Hosted by Summit Co-Chair Kevin Karstedt of Karstedt Partners, the panel conversation featured Simon Smith, managing director of CS Labels in Wolverhampton, U.K., and Chuck Christopher, executive VP of national sales for All State Printing in Huntington Beach, Calif.
Smith opened the conversation describing how CS Labels, one of the largest digital printers in Europe, added flexible packaging to its robust portfolio of labels. Within its facility, the company utilizes six Xeikon digital presses, including two CX500 models and three CX3 dry toner presses. Additionally, Smith shared that the company has entered the inkjet realm with a Xeikon Panther press. Eleven GM finishing lines conduct the converting processes, he said, and for flexible packaging, the company also implements a Karlville laminator.
All State Printing meanwhile, was born as a greenfield company that Christopher and his partners launched to support his existing large-format flexible packaging business. Christopher said that All State brought its first HP Indigo 20000 digital press on board in November of 2018, and recently took delivery of HP Indigo’s latest model, the 25K. Similarly to CS Labels, All State utilizes Karlville equipment on the converting side, in addition to a Digicon 3000.
While cost-effective and efficient short-run production has been one of the most attractive advantages of digital package printing since its inception, Smith and Christopher said that there is far more to the digital flexible packaging picture. For CS Labels, Smith said that incorporating digital flexible packaging was also about providing added value to longer runs that can only be achieved via digital, such as speed to market and packaging security features. Christopher added that with digital, brands can increase their packaging flexibility, creating new SKUs and promotions, which can enhance the communication between the brand and the consumer.
“Being able to go to a smaller market space and have specific things for their brands helps them over social media and other platforms that Millenials buy through,” Christopher said. “A lot of times, being able to run those extended SKU counts through digital allows them to be more relevant in these online spaces.”
Speed to market was another advantage that CS Labels and All State Printing have found via their digital equipment — and is one that can entice a customer to pay a premium for their packaging. Smith explained that many of the customers CS Labels works with have products hitting the market for the first time, and require significant handholding during the packaging production process.
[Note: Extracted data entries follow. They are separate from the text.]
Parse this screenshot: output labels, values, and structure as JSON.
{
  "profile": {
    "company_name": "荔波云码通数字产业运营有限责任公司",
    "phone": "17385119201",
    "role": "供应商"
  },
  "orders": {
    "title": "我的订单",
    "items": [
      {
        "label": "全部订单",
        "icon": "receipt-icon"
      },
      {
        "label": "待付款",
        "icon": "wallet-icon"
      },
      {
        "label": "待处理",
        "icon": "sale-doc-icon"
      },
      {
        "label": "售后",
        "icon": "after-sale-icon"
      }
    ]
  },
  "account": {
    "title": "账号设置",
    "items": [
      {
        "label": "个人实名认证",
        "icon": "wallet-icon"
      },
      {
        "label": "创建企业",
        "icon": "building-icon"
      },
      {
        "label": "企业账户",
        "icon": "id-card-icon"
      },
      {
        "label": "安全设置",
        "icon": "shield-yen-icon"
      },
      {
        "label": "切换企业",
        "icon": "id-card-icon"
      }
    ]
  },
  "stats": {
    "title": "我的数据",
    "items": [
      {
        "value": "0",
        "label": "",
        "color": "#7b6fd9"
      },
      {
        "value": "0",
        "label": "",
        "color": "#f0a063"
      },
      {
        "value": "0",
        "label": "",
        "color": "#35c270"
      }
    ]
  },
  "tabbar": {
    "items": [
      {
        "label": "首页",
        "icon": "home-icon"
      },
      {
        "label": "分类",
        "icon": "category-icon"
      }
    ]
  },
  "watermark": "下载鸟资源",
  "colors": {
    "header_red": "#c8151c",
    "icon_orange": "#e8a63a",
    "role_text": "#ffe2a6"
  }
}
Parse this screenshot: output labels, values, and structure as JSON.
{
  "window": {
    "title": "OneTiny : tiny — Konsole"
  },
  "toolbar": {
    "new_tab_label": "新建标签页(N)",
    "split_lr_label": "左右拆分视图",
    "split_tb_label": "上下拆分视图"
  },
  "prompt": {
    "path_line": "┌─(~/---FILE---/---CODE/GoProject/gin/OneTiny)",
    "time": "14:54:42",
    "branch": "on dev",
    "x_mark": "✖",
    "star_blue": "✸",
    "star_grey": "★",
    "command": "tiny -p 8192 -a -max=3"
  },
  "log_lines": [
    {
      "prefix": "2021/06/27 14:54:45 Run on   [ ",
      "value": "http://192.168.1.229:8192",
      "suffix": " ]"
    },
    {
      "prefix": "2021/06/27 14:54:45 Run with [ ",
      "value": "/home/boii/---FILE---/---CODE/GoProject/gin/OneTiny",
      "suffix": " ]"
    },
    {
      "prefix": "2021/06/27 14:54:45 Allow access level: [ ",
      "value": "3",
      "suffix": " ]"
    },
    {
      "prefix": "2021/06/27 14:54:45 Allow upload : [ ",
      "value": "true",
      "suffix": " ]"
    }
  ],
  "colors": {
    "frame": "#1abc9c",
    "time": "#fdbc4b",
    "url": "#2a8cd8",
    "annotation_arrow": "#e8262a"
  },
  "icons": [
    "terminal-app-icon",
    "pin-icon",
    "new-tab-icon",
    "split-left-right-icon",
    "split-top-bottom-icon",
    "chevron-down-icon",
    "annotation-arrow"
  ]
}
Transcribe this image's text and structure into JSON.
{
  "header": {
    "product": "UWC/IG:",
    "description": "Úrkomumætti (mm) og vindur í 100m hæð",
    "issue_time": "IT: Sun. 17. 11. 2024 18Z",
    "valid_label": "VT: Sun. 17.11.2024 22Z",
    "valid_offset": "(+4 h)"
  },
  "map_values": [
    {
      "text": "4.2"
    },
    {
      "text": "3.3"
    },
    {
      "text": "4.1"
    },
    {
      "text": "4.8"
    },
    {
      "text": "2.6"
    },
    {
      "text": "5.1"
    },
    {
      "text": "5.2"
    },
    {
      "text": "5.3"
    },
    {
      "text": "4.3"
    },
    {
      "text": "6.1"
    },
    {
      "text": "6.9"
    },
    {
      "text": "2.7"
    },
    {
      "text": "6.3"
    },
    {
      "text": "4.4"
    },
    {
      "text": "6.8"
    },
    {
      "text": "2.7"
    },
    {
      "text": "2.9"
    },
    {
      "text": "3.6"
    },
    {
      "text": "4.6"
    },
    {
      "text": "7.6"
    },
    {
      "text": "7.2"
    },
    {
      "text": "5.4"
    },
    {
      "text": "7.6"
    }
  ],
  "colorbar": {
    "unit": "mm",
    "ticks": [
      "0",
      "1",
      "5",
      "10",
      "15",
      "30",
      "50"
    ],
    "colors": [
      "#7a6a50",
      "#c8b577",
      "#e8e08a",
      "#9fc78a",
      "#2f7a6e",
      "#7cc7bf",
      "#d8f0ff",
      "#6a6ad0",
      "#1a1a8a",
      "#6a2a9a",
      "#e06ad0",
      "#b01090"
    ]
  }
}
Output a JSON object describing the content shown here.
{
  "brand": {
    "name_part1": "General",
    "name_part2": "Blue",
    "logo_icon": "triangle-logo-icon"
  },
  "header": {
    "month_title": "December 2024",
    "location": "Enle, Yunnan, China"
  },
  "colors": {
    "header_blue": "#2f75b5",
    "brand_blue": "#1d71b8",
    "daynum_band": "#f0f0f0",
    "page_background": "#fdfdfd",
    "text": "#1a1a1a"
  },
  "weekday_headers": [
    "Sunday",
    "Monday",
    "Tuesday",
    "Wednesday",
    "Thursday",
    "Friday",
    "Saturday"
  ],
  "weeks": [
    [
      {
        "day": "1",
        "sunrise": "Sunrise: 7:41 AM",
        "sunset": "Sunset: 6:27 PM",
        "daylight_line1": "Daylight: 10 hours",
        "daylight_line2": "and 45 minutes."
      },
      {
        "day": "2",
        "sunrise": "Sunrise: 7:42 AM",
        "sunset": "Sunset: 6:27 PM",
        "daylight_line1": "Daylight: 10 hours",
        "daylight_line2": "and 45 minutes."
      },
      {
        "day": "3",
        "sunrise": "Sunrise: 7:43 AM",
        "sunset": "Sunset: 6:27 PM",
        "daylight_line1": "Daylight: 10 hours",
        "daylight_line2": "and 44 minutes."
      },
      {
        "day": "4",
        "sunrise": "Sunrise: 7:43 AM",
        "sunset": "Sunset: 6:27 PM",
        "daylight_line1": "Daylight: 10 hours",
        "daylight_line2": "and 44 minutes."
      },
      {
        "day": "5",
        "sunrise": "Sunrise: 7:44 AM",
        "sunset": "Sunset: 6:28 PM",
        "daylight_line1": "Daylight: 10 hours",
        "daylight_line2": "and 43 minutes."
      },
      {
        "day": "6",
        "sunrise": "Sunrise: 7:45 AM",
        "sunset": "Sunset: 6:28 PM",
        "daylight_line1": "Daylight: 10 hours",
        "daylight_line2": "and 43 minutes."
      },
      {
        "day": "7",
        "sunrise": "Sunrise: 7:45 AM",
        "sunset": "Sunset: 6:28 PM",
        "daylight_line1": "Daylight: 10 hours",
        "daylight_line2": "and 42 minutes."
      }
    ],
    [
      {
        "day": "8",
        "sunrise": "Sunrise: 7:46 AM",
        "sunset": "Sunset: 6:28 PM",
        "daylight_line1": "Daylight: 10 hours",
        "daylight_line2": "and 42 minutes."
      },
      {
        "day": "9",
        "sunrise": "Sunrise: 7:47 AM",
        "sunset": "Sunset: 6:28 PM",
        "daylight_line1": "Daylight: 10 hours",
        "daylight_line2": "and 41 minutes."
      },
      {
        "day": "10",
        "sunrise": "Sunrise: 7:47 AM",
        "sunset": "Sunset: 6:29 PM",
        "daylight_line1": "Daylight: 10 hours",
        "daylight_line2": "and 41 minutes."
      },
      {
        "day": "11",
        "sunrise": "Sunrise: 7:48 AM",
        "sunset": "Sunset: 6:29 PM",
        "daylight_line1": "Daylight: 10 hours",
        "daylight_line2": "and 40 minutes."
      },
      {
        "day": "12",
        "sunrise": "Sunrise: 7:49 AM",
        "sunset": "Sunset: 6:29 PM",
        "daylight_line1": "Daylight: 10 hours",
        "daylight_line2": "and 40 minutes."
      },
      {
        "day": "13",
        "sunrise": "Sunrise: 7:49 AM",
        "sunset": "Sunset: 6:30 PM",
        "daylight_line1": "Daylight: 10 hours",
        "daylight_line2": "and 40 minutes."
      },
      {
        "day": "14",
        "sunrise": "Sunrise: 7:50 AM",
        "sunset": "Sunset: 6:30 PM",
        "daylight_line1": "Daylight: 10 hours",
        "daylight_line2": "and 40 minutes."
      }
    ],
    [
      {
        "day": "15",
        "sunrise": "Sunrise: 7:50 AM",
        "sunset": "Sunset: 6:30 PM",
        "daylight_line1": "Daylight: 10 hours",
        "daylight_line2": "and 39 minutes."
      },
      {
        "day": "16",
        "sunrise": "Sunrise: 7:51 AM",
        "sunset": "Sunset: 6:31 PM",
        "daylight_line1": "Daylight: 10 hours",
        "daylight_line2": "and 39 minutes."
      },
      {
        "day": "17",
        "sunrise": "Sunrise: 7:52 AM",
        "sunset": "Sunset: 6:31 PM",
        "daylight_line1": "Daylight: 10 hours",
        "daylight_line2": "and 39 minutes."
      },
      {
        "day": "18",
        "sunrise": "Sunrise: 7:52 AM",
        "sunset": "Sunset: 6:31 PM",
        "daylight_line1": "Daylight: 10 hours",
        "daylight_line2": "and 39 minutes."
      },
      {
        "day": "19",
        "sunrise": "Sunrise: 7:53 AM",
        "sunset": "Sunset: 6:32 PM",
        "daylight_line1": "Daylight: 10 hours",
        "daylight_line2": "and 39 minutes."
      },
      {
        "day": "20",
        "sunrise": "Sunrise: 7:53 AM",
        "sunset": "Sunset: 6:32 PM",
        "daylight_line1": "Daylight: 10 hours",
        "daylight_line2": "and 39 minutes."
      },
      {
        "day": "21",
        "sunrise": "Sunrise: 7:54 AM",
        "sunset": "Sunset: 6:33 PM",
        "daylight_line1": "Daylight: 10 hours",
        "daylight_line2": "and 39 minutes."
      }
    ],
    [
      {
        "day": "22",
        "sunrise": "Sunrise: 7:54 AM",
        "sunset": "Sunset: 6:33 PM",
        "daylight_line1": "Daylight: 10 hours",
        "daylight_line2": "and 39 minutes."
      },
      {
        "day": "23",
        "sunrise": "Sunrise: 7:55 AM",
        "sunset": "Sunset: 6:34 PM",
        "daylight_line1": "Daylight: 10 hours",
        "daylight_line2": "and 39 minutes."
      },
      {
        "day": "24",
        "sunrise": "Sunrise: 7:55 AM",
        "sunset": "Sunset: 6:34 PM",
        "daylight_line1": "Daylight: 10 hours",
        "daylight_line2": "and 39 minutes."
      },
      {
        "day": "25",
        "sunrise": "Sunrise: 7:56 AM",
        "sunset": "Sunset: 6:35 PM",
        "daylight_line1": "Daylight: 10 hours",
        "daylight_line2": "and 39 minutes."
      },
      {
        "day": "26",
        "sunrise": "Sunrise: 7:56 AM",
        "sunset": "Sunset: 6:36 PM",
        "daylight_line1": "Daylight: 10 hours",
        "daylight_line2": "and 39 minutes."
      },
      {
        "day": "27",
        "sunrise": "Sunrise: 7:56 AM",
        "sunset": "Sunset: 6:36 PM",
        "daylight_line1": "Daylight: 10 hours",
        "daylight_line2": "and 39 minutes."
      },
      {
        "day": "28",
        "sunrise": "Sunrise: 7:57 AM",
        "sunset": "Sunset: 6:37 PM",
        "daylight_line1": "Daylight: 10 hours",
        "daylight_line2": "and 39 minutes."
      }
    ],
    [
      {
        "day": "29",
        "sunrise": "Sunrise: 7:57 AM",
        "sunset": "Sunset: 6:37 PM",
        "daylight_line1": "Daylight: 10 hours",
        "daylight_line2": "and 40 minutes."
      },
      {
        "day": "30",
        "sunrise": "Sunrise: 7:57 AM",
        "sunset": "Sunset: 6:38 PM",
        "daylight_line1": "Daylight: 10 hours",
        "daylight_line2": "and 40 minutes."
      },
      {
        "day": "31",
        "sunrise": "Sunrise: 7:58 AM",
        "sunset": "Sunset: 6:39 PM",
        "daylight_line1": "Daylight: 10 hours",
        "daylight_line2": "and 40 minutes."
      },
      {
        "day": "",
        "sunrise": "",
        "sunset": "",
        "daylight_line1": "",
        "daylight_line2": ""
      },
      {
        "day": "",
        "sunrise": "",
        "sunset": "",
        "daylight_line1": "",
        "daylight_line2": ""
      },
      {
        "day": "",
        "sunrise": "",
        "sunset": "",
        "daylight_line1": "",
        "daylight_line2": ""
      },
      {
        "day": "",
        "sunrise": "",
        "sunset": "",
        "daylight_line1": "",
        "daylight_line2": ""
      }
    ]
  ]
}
Providing mockups and test runs that can get to shelf quickly is an important step for these brands in their journeys, he said.
“Speed to the marketplace is the key and sometimes that will enable you to upcharge a small premium compared to other manufacturing processes that exist,” Smith said.
For All State Printing, Christopher explained that digital production technologies can also be advantageous in emerging market segments. Given the company’s California location, he explained that the cannabis market has stood out as a prime target for digital.
Christopher shared how due to the evolving regulations and laws surrounding the sale and use of cannabis, brands in this segment are constantly updating their packaging to stay in compliance. This has led to brands steering away from investing in packaging in large quantities so they can avoid winding up with unwanted or obsolete inventory. But beyond short run advantages, Christopher said that digital provides security solutions such as QR codes and unique numbering that conventional technologies cannot.
“We’re doing the work to make secure packaging,” Christopher said. “Consumers can scan it and make sure the product came from the correct vendor. Doing a random number generator or a unique barcode is not possible in large format [conventional].”
Smith said another interesting aspect of digital flexible packaging, is that because of its many advantages, customers often become less focused on price. Instead, he explained that the responsiveness and flexibility that digital provides can be more enticing, and an excellent avenue toward new business opportunities.
“People pay to turn products around in specific times for product launches,” he said. “A lot of businesses we’re dealing with are start ups or it’s their first time buying a pouch. They need handholding and consultative approach.”